North Carolina's two coastal ports have largely avoided major backups and delays seen at other ports around the country, and they're trying to get the word out that they have room to take in more ships and help alleviate some of the backups.

According to North Carolina Ports Executive Director Brian Clark, the ports of Wilmington and Morehead City have been operating at about 50% of their container ship capacity over the last year.

Clark said he's told shippers that the two ports are well-staffed, and they could help relieve pressure on other major ports if shippers reroute their ships to North Carolina instead.

"We do have the capacity to grow and we are actively engaged with shippers and cargo interests to offer the port as an alternative," Clark said.

He also said he was hopeful that an announcement about more cargo coming to North Carolina could come in the new year.

North Carolina ports typically aren't the first stop for most container and cargo ships, and Clark said the delays at nearby major ports — such as the Port of Savannah — have meant ships sometimes arrive days late in North Carolina.

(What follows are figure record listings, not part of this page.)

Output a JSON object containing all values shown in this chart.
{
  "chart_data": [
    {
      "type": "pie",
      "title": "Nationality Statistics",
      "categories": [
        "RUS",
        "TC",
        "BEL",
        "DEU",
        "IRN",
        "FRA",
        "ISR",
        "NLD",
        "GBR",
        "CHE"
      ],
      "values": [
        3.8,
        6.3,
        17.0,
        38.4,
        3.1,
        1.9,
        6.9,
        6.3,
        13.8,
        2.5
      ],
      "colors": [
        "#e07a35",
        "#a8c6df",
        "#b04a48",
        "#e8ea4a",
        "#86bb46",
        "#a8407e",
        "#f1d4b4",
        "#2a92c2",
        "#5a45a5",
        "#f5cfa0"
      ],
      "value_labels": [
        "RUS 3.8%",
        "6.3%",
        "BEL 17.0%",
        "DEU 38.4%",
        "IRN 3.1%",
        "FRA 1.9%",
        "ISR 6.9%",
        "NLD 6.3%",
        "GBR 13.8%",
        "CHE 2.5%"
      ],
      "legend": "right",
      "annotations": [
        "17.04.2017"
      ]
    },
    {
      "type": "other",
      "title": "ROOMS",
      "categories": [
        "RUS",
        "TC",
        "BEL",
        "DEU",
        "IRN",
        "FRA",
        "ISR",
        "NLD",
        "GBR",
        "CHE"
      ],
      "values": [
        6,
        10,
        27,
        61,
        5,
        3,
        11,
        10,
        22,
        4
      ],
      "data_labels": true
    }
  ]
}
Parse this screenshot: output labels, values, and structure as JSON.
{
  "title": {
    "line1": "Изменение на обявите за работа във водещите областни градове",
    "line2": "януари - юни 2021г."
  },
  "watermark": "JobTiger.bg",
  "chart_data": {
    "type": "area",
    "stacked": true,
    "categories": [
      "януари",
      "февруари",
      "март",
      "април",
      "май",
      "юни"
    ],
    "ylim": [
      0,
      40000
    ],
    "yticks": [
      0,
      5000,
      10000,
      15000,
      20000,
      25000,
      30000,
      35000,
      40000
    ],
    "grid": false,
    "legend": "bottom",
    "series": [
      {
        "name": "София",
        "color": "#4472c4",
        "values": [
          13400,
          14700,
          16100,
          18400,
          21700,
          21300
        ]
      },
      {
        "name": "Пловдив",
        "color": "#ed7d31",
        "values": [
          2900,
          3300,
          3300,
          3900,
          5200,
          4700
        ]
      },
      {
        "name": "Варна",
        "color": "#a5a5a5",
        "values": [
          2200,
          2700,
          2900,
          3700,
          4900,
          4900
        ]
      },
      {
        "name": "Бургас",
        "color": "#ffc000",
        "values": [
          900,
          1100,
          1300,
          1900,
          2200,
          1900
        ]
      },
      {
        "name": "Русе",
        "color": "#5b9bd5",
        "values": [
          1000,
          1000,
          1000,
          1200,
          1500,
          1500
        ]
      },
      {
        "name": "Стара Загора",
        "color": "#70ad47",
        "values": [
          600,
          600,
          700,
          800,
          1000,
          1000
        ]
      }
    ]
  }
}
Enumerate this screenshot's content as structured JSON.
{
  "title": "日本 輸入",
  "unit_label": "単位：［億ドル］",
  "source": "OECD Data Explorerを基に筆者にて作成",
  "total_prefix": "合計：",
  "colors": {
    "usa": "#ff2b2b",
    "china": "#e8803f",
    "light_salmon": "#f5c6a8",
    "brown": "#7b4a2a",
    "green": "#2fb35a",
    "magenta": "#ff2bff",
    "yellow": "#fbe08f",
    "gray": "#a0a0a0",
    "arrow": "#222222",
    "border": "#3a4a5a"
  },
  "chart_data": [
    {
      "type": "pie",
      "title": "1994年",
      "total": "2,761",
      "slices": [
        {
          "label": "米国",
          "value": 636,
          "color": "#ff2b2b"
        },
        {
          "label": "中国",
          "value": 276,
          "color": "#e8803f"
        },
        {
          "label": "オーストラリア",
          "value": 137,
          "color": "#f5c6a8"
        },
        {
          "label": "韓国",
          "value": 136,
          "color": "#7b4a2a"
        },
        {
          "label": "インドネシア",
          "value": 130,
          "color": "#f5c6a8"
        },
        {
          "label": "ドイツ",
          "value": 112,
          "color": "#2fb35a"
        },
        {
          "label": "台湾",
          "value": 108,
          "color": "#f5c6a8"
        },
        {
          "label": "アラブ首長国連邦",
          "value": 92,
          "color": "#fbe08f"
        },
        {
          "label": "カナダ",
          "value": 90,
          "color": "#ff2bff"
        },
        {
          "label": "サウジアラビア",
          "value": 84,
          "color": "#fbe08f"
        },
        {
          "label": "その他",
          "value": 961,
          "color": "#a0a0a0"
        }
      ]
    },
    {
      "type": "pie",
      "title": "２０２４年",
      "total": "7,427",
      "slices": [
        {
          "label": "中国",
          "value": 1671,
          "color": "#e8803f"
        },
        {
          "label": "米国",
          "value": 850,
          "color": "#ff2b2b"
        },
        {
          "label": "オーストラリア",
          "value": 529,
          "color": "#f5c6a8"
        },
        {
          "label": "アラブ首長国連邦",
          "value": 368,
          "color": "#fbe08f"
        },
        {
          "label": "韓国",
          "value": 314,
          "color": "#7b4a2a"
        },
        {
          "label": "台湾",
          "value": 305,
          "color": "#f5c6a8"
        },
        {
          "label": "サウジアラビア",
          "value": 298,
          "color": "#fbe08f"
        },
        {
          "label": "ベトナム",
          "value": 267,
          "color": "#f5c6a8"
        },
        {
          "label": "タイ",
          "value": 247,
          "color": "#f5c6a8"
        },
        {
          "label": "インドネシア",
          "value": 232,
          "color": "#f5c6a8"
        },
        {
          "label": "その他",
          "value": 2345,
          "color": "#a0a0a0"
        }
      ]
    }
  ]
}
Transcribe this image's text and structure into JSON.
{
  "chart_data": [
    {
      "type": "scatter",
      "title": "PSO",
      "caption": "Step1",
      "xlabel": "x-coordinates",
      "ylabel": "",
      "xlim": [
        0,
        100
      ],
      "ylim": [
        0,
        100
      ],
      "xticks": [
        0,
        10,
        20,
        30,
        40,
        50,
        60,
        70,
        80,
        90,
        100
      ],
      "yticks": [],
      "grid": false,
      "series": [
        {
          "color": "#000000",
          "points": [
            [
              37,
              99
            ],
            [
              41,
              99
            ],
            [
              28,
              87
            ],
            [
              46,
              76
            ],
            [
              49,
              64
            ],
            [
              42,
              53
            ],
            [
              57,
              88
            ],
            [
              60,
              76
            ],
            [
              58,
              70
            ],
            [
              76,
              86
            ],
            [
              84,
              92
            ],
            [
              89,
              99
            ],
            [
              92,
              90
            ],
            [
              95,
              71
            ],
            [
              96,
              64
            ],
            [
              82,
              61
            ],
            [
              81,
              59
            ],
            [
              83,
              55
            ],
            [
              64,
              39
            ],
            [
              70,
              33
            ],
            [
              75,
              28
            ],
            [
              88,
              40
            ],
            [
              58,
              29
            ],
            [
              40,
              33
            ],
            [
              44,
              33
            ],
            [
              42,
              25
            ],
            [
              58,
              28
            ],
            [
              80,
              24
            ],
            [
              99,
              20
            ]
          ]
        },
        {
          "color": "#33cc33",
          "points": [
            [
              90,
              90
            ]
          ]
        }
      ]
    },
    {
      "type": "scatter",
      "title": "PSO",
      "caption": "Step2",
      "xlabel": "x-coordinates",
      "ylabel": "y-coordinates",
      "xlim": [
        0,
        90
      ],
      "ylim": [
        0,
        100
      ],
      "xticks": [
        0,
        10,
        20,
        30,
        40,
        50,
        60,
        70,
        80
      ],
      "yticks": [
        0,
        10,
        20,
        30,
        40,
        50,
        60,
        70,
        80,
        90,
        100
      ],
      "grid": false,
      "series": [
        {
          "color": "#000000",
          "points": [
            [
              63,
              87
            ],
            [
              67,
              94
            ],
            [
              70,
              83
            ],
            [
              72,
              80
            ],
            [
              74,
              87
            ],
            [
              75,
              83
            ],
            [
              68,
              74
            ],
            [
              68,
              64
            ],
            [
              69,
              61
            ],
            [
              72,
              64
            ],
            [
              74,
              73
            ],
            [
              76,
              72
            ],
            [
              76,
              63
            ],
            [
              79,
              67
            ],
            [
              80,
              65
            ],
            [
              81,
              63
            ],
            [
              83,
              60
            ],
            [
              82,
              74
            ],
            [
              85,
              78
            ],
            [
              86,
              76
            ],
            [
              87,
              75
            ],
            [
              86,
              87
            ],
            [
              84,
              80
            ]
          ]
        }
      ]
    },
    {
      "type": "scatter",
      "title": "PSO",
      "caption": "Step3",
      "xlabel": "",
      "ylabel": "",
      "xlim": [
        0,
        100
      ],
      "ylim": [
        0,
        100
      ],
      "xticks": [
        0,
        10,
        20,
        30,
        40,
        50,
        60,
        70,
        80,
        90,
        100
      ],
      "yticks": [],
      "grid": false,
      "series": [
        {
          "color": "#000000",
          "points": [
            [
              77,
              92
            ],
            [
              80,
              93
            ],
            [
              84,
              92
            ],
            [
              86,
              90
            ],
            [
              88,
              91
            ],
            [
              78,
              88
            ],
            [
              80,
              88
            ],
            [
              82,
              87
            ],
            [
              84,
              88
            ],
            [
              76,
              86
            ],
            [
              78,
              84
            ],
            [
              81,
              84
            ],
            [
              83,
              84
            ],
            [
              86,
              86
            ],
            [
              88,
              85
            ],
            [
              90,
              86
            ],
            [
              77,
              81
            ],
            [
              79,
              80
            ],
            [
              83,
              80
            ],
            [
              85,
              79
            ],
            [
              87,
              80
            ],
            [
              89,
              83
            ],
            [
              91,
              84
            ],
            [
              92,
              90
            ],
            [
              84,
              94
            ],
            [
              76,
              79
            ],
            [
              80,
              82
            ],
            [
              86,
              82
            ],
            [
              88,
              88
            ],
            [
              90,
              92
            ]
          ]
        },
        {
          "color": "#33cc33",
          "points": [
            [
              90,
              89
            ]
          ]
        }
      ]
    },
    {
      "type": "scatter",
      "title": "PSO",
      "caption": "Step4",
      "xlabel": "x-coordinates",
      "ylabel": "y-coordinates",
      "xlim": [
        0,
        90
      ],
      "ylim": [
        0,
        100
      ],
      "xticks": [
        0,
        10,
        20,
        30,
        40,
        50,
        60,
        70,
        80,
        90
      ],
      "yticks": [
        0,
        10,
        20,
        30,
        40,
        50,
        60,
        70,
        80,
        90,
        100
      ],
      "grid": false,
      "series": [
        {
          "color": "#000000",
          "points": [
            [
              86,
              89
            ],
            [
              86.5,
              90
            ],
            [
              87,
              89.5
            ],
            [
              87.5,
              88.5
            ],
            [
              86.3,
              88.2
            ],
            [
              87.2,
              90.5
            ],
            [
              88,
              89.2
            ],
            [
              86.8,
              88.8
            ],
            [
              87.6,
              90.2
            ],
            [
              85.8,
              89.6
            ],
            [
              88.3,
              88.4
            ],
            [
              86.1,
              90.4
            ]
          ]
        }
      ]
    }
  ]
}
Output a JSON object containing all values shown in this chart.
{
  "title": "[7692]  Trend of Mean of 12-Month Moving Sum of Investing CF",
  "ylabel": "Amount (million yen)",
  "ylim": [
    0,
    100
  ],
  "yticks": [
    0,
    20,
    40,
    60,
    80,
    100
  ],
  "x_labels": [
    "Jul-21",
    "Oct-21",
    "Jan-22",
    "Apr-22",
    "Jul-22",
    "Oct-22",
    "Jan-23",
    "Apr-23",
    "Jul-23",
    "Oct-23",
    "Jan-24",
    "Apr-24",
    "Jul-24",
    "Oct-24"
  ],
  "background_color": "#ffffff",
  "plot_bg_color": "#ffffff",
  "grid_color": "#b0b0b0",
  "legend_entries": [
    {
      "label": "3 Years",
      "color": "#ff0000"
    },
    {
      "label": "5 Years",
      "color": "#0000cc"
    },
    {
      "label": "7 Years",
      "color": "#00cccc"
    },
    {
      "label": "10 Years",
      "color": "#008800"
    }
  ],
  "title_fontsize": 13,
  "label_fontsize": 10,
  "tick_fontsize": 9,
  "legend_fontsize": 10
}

"The additional challenge that we're seeing is bunching of vessels. That's where multiple ships within the same service arrive on top of each other," he said.

The pandemic also didn't seem to slow the amount of cargo flowing into the state, Clark said. The ports at Morehead City and Wilmington get about 18 container ships a week, and they're on pace to match the record amount of cargo they handled in the last fiscal year — about 3 million tons.